APS Past President Elizabeth A. Phelps (Harvard University), APS Fellows Daniel T. Gilbert (Harvard University) and Lynn Nadel (University of Arizona), and Janet F. Werker (University of British Columbia, Canada) have been selected to receive the 2019 APS William James Fellow Award in recognition of their lifetime of intellectual contributions to the basic science of psychology.

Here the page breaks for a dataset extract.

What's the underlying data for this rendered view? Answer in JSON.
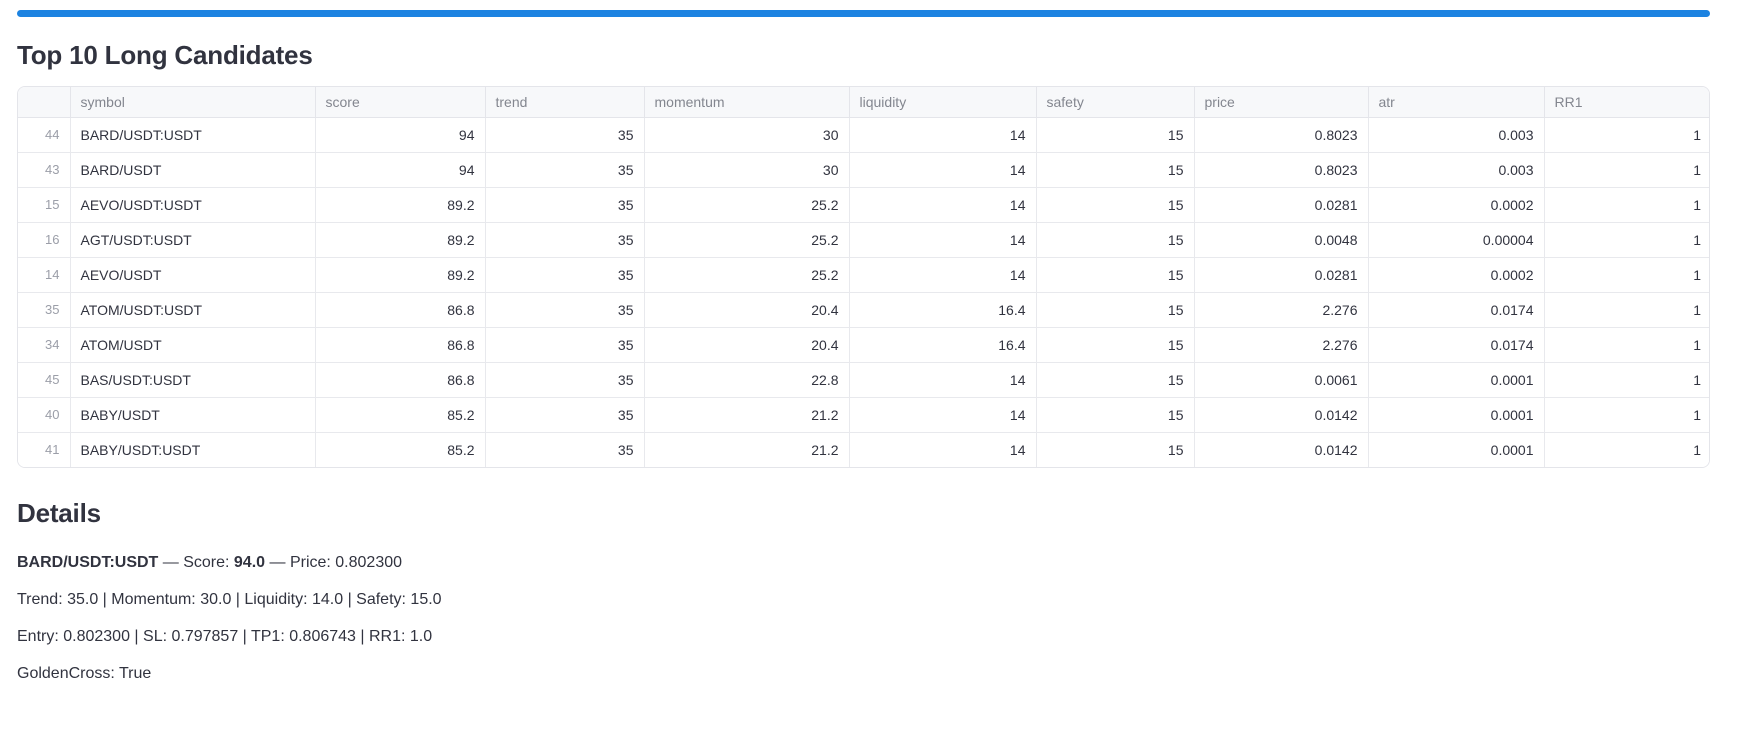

Phelps is a professor of psychology and neural science who researches the relationships among learning, emotion, and memory. Her work extends animal models of emotional learning to human behavior to shed light on the neural systems underlying memory, in addition to connecting those basic mechanisms to decision-making and economics. She was elected to the American Academy of Arts and Sciences in 2012 and is a Fellow of the American Association for the Advancement of Science and the Society for Experimental Psychology.

Daniel T. Gilbert

Gilbert is a professor of social psychology with a focus on how people use social inference and affective forecasting to make decisions, predict the emotional consequences of events, and sacrifice for the future. His bestselling book, Stumbling on Happiness, sold more than 1 million copies worldwide and was awarded the Royal Society’s General Book Prize. Gilbert was elected to the American Academy of Arts and Sciences in 2008, and has received the Society for Personality and Social Psychology’s Donald T. Campbell Award, among numerous others.

Lynn Nadel

Nadel is an emeritus professor of psychology whose work has focused on how stress, sleep, and other states influence the reactivation and malleability of episodic memory. His cognitive map theory of hippocampal function and multiple trace theory of memory remain highly influential throughout the field of cognitive neuroscience. In 2005, he received the Grawemeyer Prize in Psychology; in 2006, he was granted the National Down Syndrome Society’s Research Award for his work on the nature of intellectual disability. He is a Fellow of both the American Association for the Advancement of Science and the Society of Experimental Psychologists.

Janet F. Werker

Werker, director of the University of British Columbia Infant Studies Centre, is a professor of developmental and cognitive psychology studying the perceptual foundations of language acquisition in infants. She is a Fellow of the Canadian Institutes for Advanced Research and the Royal Society of Canada and was elected to the American Academy of Arts and Sciences in 2014. Werker works with infants, toddlers, and adults using behavioral and neuroimaging studies to uncover the mechanisms that contribute to native speech and bilingual language learning. She has contributed to more than 150 papers and chapters in such publications as Science, Nature, and Cognition.

These scientists will be honored and deliver award addresses at the 31st APS Annual Convention, to be held May 23-26 in Washington, DC.